I was confused by Oracle CEO Larry Elison's comments during the Oracle Public Cloud keynote at OpenWorld 2011 which refered to salesforce.com's multitenant cloud as old technology and then referred to virtualization technology as newer, strongly implying that it is more advanced and a better solution.
The salesforce.com platform has had multitenancy for years, but that is not a weakness. Many cloud platforms are still trying to add the capability to seamlessly host multiple applications securely. So good on Oracle to try and use salesforce.com's strength as a weakness, however it has to be pointed out that saying the sky is green does not make it true.
As to ranking technology by age and saying that the oldest concept loses, I'll just bring up virtualization on mainframes and leave it at that.

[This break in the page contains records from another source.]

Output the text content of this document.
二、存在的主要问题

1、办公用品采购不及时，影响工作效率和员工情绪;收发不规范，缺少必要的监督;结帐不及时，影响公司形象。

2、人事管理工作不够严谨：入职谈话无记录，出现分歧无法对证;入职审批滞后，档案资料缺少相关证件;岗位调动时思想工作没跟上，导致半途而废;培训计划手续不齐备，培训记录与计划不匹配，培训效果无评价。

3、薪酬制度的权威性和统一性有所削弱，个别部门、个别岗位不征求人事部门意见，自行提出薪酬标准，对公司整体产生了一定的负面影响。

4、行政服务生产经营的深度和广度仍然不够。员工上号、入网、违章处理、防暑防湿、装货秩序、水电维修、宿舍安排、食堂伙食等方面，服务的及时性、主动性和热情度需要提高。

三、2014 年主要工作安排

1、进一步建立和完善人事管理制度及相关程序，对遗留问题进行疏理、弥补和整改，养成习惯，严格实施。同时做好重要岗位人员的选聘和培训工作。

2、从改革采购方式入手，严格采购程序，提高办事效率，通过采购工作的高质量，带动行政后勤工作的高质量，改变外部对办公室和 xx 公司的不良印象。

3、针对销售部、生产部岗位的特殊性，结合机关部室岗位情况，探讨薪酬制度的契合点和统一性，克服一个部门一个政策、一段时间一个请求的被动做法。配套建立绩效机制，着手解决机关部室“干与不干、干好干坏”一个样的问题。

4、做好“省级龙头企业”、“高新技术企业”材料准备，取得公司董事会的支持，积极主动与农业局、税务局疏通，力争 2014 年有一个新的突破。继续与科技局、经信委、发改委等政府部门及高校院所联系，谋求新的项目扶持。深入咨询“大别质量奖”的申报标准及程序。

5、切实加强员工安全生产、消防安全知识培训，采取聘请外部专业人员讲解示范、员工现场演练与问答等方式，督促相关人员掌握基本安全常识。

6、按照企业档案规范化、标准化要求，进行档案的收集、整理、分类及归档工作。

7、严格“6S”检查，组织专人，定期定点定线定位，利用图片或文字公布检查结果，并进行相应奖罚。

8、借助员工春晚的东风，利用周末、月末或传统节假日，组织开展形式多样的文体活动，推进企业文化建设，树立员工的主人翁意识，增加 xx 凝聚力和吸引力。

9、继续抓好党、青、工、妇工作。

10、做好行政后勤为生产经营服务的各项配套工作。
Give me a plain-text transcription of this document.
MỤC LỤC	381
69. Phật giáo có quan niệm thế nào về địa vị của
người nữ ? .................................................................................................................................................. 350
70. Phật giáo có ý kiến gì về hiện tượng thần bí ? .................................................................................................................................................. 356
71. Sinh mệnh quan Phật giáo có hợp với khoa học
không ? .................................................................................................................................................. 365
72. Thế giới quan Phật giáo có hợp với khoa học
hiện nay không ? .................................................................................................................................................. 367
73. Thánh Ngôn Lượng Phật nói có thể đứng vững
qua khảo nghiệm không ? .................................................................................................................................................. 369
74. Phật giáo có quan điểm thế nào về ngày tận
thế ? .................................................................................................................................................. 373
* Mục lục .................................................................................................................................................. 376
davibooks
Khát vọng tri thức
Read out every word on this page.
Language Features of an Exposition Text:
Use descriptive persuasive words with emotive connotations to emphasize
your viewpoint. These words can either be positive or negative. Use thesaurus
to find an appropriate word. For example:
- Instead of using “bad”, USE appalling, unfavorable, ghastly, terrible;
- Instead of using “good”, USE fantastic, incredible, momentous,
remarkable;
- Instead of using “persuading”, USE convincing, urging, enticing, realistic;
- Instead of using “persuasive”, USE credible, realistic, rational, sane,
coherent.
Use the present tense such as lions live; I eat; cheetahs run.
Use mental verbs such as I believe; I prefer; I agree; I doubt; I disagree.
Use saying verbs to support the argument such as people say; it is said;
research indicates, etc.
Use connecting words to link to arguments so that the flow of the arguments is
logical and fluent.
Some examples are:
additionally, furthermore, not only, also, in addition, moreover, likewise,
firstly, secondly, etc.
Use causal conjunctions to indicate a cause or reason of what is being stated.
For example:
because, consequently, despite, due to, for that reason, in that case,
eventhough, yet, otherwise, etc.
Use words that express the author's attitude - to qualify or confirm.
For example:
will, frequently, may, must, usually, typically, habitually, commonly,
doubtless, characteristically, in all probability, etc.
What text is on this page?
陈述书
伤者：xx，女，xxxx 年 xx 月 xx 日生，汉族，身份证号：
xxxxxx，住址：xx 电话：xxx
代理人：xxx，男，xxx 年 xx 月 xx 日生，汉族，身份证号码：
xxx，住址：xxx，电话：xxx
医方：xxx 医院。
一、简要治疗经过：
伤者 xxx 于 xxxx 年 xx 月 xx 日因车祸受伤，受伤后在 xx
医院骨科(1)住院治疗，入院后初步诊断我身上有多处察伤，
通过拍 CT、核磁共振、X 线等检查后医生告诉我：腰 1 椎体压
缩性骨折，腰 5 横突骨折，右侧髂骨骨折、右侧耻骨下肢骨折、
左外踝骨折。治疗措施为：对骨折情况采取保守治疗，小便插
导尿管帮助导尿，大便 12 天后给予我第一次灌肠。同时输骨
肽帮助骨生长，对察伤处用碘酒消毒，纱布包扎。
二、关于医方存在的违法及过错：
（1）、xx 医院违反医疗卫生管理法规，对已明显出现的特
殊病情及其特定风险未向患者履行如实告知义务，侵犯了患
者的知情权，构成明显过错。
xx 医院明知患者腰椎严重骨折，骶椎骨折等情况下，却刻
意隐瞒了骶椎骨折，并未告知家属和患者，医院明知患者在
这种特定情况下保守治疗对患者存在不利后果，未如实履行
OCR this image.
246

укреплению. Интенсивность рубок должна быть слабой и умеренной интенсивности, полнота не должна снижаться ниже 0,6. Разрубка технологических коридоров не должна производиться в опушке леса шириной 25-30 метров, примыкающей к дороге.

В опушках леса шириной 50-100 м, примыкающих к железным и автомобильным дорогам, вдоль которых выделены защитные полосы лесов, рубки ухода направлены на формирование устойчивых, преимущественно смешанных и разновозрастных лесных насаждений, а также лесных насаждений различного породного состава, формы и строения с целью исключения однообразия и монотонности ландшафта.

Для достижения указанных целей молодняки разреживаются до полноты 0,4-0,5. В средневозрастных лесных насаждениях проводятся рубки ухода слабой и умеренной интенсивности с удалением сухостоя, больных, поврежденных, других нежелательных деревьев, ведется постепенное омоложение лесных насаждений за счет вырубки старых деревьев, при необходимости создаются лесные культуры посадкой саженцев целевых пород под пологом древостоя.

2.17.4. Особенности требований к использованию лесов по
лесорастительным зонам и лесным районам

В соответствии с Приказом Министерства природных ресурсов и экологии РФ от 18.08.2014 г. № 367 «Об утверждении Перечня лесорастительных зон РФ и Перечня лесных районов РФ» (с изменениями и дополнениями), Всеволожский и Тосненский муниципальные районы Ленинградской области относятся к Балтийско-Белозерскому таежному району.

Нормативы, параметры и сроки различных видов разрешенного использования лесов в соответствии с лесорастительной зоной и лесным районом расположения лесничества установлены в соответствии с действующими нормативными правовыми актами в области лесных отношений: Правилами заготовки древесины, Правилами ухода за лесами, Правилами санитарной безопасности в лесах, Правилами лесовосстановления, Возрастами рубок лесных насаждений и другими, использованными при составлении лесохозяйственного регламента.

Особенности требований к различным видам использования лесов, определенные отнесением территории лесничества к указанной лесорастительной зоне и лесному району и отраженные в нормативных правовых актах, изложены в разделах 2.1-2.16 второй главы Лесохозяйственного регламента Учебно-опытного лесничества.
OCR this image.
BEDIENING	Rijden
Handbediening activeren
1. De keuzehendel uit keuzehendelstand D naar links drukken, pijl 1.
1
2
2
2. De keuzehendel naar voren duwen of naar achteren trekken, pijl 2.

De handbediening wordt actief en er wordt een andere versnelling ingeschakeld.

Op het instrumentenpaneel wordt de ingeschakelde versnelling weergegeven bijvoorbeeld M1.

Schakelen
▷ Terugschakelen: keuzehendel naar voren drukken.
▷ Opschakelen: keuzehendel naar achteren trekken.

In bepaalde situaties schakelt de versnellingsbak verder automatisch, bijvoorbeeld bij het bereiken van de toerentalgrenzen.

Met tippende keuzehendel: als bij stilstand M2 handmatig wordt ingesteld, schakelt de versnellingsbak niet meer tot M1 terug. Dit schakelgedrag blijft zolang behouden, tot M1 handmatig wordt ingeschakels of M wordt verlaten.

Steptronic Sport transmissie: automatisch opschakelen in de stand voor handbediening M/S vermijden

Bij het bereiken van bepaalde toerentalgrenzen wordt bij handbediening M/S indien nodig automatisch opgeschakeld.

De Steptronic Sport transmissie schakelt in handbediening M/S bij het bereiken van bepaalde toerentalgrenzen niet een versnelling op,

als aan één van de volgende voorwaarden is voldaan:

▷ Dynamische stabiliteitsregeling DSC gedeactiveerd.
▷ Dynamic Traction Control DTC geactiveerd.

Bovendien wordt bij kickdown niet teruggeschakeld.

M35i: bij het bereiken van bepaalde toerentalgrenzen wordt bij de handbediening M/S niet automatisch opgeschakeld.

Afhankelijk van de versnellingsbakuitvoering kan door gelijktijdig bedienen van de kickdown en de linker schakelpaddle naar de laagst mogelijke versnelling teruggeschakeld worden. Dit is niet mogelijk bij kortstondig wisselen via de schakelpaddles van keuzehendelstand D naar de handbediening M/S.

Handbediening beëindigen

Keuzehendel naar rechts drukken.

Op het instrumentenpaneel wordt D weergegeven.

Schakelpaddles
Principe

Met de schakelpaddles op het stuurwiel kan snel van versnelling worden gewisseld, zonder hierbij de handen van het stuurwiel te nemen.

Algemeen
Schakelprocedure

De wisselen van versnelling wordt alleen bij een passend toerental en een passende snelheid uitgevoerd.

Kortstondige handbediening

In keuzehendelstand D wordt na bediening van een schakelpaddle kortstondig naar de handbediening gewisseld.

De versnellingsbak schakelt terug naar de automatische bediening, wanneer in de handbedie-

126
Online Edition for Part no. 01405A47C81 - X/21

Oracle's implication that a platform with multitenancy built-in is inferior to a design based on multiple virtualized single tenant platforms is just not true. All modern systems have, or at least should have, security implemented at some level of the technology stack and there are pros and cons of having the security higher up in the application platform, near the middle in the OS or hypervisor or at the bottom near the sectors of the storage device. All these options can be made secure if security was considered when the design was created.
Security was the highest design priority for salesforce.com. It is implemented at multiple layers in its platform (from individual database records to fields in the user interface) because the platform was designed with multitenancy in mind from the start.
In contrast designs based on virtualized operating systems running single tenant platforms can certainly be made secure if you take care to ensure every tenant gets a virtualized copy of every layer of your stack but unless multitenant security is built into the application development platform, like it is with salesforce.com, I would consider it a less secure architecture.
To summarize I feel that having security build into an application platform is a key requirement for a cloud platform whether or not the platform is hosted on virtualized operating systems, storage and networks.